The DOD reports that the project has a spending ceiling of $250 million in its first year, an amount that will cover purchases from both the IBM and Agfa consortia. The contract includes four one-year option periods, which could bring the potential value of the contract to $1.25 billion over the next five years. There are indications that the DOD has ambitious plans for DIN-PACS: A DPSC representative said that the U.S. Surgeon General intends to have DIN-PACS installed in every Defense medical treatment facility in the next five years.

DIN-PACS could have an impact on private-sector hospitals as well, in the same way that MDIS influenced the commercial market. Although the scale is different, the military's healthcare network is not much different from the large healthcare enterprises that are springing up as a result of consolidation among hospitals. There may be a trickle-down effect as technologies developed for DIN-PACS make their way into the private sector, according to Robert Cooke, director of image management systems at Agfa.

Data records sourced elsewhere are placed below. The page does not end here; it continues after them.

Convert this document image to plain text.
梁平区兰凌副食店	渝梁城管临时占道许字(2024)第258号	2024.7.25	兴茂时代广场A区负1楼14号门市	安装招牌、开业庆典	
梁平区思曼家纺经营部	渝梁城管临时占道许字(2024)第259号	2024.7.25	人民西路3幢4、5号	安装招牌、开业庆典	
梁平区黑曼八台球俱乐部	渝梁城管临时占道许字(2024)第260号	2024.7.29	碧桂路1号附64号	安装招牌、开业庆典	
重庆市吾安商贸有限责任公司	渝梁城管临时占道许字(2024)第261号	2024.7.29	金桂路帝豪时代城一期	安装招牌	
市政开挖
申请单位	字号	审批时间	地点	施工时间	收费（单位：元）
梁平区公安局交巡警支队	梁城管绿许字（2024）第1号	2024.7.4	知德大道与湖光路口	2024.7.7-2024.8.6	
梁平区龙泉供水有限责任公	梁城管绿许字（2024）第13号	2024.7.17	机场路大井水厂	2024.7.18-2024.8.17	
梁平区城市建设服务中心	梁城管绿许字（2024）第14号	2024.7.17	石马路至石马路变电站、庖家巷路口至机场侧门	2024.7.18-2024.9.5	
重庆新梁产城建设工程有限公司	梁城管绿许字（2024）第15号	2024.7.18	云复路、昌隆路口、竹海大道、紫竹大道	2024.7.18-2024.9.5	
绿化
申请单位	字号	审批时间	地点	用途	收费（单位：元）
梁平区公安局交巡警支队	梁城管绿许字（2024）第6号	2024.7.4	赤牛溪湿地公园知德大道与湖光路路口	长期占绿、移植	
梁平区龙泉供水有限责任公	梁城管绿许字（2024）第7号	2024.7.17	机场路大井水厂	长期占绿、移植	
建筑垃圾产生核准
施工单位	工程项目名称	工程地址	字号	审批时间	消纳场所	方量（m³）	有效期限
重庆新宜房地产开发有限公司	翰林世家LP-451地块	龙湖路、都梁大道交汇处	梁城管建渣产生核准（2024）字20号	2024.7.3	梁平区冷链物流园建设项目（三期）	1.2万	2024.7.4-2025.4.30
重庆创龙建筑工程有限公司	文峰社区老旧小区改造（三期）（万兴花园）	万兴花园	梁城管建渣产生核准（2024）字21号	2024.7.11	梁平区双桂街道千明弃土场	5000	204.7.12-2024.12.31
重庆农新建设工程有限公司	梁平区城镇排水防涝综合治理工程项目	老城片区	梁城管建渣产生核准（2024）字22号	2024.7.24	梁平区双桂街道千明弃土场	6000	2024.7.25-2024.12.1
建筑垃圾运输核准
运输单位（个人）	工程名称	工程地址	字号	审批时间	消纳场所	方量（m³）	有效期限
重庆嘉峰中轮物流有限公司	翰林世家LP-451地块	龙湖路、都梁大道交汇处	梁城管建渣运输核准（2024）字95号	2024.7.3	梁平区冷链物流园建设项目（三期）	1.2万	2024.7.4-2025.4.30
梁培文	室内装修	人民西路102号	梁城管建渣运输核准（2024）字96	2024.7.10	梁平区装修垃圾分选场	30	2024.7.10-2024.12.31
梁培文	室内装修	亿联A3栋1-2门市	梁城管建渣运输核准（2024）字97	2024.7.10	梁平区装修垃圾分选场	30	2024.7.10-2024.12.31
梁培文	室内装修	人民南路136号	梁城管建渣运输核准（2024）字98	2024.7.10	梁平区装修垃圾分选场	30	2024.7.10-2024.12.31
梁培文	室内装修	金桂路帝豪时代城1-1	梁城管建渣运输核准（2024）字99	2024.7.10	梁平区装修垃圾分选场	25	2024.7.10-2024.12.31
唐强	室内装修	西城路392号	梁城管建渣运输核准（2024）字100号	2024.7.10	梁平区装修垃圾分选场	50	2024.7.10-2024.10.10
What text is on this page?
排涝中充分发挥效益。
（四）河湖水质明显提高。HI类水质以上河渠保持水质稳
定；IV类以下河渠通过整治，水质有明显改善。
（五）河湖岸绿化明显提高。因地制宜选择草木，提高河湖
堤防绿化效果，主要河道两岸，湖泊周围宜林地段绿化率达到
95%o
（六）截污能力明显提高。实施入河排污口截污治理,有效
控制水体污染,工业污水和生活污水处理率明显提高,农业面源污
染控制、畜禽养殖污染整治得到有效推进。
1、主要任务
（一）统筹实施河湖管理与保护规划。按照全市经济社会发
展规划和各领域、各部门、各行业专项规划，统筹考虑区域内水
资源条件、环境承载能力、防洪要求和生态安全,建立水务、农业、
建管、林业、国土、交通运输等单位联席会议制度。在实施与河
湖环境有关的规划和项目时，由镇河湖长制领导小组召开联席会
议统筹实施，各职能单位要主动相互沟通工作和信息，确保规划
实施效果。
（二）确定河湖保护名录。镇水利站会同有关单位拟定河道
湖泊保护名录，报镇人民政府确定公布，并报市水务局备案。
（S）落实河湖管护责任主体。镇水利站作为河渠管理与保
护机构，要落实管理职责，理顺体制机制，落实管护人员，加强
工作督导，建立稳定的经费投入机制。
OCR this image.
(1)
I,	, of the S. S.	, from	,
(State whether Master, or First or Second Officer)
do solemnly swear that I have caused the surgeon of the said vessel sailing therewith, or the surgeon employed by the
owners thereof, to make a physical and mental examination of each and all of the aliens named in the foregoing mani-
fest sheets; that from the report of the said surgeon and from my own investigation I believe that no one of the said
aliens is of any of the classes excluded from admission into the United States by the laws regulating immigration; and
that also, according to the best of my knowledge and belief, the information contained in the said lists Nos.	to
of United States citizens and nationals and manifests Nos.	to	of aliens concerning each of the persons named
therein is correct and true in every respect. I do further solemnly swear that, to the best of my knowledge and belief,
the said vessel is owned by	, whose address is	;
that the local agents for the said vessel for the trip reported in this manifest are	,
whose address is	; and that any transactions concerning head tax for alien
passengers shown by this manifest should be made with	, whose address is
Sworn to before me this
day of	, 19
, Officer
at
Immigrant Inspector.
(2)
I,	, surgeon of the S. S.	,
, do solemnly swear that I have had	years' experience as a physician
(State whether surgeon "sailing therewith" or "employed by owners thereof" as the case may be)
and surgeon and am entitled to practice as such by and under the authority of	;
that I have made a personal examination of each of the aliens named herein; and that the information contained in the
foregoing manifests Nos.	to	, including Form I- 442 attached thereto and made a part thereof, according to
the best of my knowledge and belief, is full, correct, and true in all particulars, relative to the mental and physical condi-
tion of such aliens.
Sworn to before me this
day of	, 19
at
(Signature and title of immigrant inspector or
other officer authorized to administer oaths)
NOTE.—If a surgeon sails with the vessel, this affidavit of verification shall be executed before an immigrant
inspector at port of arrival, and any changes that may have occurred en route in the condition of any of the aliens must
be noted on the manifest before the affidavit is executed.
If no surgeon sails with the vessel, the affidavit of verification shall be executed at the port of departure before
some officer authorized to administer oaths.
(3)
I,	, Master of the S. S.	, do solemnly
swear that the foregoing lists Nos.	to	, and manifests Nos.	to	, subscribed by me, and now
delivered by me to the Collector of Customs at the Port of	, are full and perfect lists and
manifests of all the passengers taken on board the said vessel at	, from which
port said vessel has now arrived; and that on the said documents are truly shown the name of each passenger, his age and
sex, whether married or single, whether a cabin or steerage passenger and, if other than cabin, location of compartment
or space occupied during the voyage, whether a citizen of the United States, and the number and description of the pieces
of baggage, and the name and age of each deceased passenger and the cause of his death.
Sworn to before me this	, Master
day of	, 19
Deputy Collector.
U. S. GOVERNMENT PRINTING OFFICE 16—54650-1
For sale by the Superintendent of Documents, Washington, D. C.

"The model that the military has in terms of all their distributed facilities is in many ways very similar to an integrated healthcare network," Cooke said. "The ability to tie in all these disparate facilities with different information systems is clearly a requirement that the end-user communities have as well. The private sector will certainly benefit from the concepts and technologies associated with DIN-PACS."

What impact will the loss of DIN-PACS business have on companies that didn't make the cut? It's impossible to say: $250 million in one year is a lot of money, but there's no guarantee that the military will purchase that much PACS technology.

Indeed, one vendor, GE, pulled out of the process just weeks prior to the awards announcement (PNN 12/97). The Milwaukee company made the move because of what it said were two requirements set by DPSC that the company was unable to meet. GE did not divulge the specific nature of the requirements, other than to say that they were not consistent with the company's desire to build its commercial product line.

Executives at Imation Cemax-Icon tell a similar story. Although the DOD's approach was initially based on off-the-shelf hardware and software, late in the DIN-PACS process the government set new requirements that did not have widespread commercial application, according to Brad Sauer, CEO of the Fremont, CA-based Imation subsidiary. Unlike commercial PACS products, which are moving toward automated work flow, the DPSC wanted a system with a strong manual routing component, a configuration that Imation Cemax-Icon believes has little application in the private sector. Imation Cemax-Icon decided to remain in the process, but the company's hopes for winning the award were dimmed.

"Our entire approach is based on trying to deliver automated work flow in a PACS. That is what the market wants, those are the underpinnings of how our system is designed," Sauer said. "The government demanded that there be some very manual work-flow-type elements in the system that frankly we thought were absolutely inappropriate for what the market wants. Given that our whole approach is automated work flow, it would have meant a redirection of our technology and our efforts."